It is a fundamental principle of the multilateral trading system1 that countries cannot normally discriminate between one trading partner and another. Customs unions and free-trade areas are the only exceptions permitted for merchandise trade between developed countries2.
When two or more countries form a customs union they agree to:
- eliminate duties (or tariffs) and other restrictive regulations of commerce on substantially all the merchandise trade within the customs union, and
- apply substantially the same duties and other regulations of commerce to the trade of territories not included in the customs union.
The EU is the world’s largest and most integrated customs union. Its internal (or “Single”) market provides for essentially free movement of goods across intra-EU borders for either local products or for those that have cleared customs in any of the countries of the customs union. This arrangement approximates to the internal market of a single state. The EU also acts, in effect, as a single state in international trade negotiations such as the Doha round and free trade agreements with third countries.
Free-Trade Areas and Rules of Origin
When two or more countries form a free-trade area, they agree to eliminate duties and other restrictive regulations of commerce on substantially all the merchandise trade originating in that area. But they retain complete control of their trade relationship with other countries. The best known example is the NAFTA (North American Free Trade Agreement).
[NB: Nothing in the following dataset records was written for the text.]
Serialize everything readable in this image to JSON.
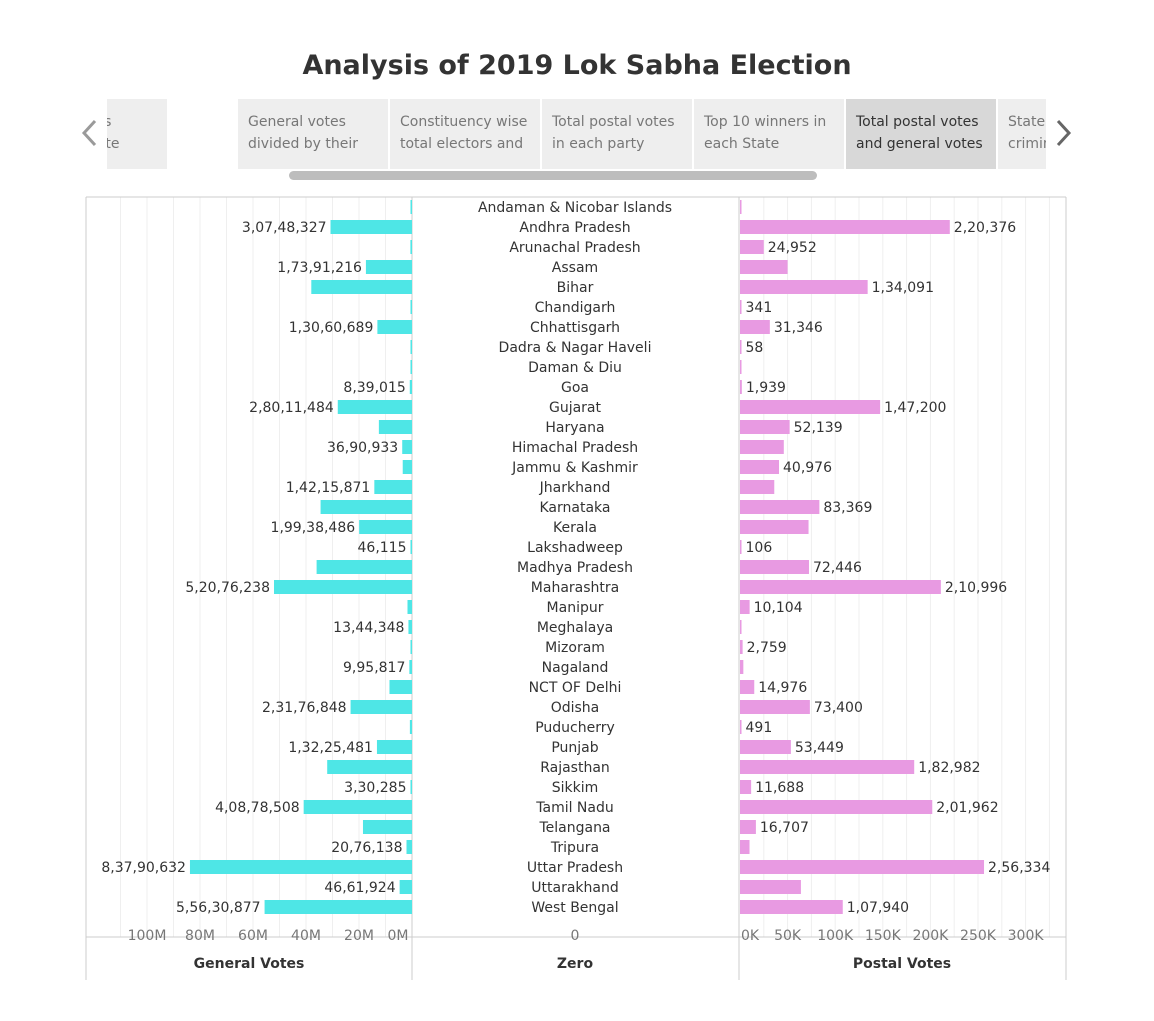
{
  "title": "Analysis of 2019 Lok Sabha Election",
  "tabs": [
    {
      "label": "Postal votes\nin each State"
    },
    {
      "label": "General votes\ndivided by their"
    },
    {
      "label": "Constituency wise\ntotal electors and"
    },
    {
      "label": "Total postal votes\nin each party"
    },
    {
      "label": "Top 10 winners in\neach State"
    },
    {
      "label": "Total postal votes\nand general votes",
      "active": true
    },
    {
      "label": "State wise\ncriminal cases"
    }
  ],
  "icons": {
    "prev": "chevron-left-icon",
    "next": "chevron-right-icon"
  },
  "colors": {
    "general": "#4ee6e6",
    "postal": "#e89ae2",
    "grid": "#efefef",
    "axis": "#cccccc"
  },
  "chart_data": {
    "type": "bar",
    "title": "Analysis of 2019 Lok Sabha Election",
    "categories": [
      "Andaman & Nicobar Islands",
      "Andhra Pradesh",
      "Arunachal Pradesh",
      "Assam",
      "Bihar",
      "Chandigarh",
      "Chhattisgarh",
      "Dadra & Nagar Haveli",
      "Daman & Diu",
      "Goa",
      "Gujarat",
      "Haryana",
      "Himachal Pradesh",
      "Jammu & Kashmir",
      "Jharkhand",
      "Karnataka",
      "Kerala",
      "Lakshadweep",
      "Madhya Pradesh",
      "Maharashtra",
      "Manipur",
      "Meghalaya",
      "Mizoram",
      "Nagaland",
      "NCT OF Delhi",
      "Odisha",
      "Puducherry",
      "Punjab",
      "Rajasthan",
      "Sikkim",
      "Tamil Nadu",
      "Telangana",
      "Tripura",
      "Uttar Pradesh",
      "Uttarakhand",
      "West Bengal"
    ],
    "middle_axis_title": "Zero",
    "middle_tick": "0",
    "series": [
      {
        "name": "General Votes",
        "values": [
          300000,
          30748327,
          600000,
          17391216,
          38000000,
          450000,
          13060689,
          400000,
          200000,
          839015,
          28011484,
          12500000,
          3690933,
          3500000,
          14215871,
          34500000,
          19938486,
          46115,
          36000000,
          52076238,
          1700000,
          1344348,
          500000,
          995817,
          8500000,
          23176848,
          800000,
          13225481,
          32000000,
          330285,
          40878508,
          18500000,
          2076138,
          83790632,
          4661924,
          55630877
        ],
        "labels": [
          "",
          "3,07,48,327",
          "",
          "1,73,91,216",
          "",
          "",
          "1,30,60,689",
          "",
          "",
          "8,39,015",
          "2,80,11,484",
          "",
          "36,90,933",
          "",
          "1,42,15,871",
          "",
          "1,99,38,486",
          "46,115",
          "",
          "5,20,76,238",
          "",
          "13,44,348",
          "",
          "9,95,817",
          "",
          "2,31,76,848",
          "",
          "1,32,25,481",
          "",
          "3,30,285",
          "4,08,78,508",
          "",
          "20,76,138",
          "8,37,90,632",
          "46,61,924",
          "5,56,30,877"
        ],
        "axis_title": "General Votes",
        "ticks": [
          "100M",
          "80M",
          "60M",
          "40M",
          "20M",
          "0M"
        ],
        "xlim": [
          0,
          115000000
        ],
        "direction": "reversed"
      },
      {
        "name": "Postal Votes",
        "values": [
          800,
          220376,
          24952,
          50000,
          134091,
          341,
          31346,
          58,
          300,
          1939,
          147200,
          52139,
          46000,
          40976,
          36000,
          83369,
          72000,
          106,
          72446,
          210996,
          10104,
          1500,
          2759,
          3500,
          14976,
          73400,
          491,
          53449,
          182982,
          11688,
          201962,
          16707,
          10000,
          256334,
          64000,
          107940
        ],
        "labels": [
          "",
          "2,20,376",
          "24,952",
          "",
          "1,34,091",
          "341",
          "31,346",
          "58",
          "",
          "1,939",
          "1,47,200",
          "52,139",
          "",
          "40,976",
          "",
          "83,369",
          "",
          "106",
          "72,446",
          "2,10,996",
          "10,104",
          "",
          "2,759",
          "",
          "14,976",
          "73,400",
          "491",
          "53,449",
          "1,82,982",
          "11,688",
          "2,01,962",
          "16,707",
          "",
          "2,56,334",
          "",
          "1,07,940"
        ],
        "axis_title": "Postal Votes",
        "ticks": [
          "0K",
          "50K",
          "100K",
          "150K",
          "200K",
          "250K",
          "300K"
        ],
        "xlim": [
          0,
          345000
        ]
      }
    ],
    "grid": true
  }
}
“Rules of origin” are required to determine whether an individual product has originated in a free-trade area. They specify the minimum level of processing or manufacture that every merchandise category that would otherwise be subject to duties must have undergone to qualify for duty-free trade within the free-trade area. They are technical in language, complex and often difficult for even experts to understand, as illustrated by the TPRC’s Research Paper on “Rules of Origin in EU Free Trade Agreements” available on the TPRC’s website (see below).
Free-trade area agreements are commonly known as free trade agreements. Many are “comprehensive” in the sense they also cover trade in services, trade-related aspects of intellectual property and other dimensions of trade relationships between countries.
Note (1): The rules of the multilateral trading system are set out in the World Trade Organization Agreements (1994).
Note (2): As provided in Article XXIV of the General Agreement on Tariffs and Trade (GATT), which forms part of the WTO Agreements.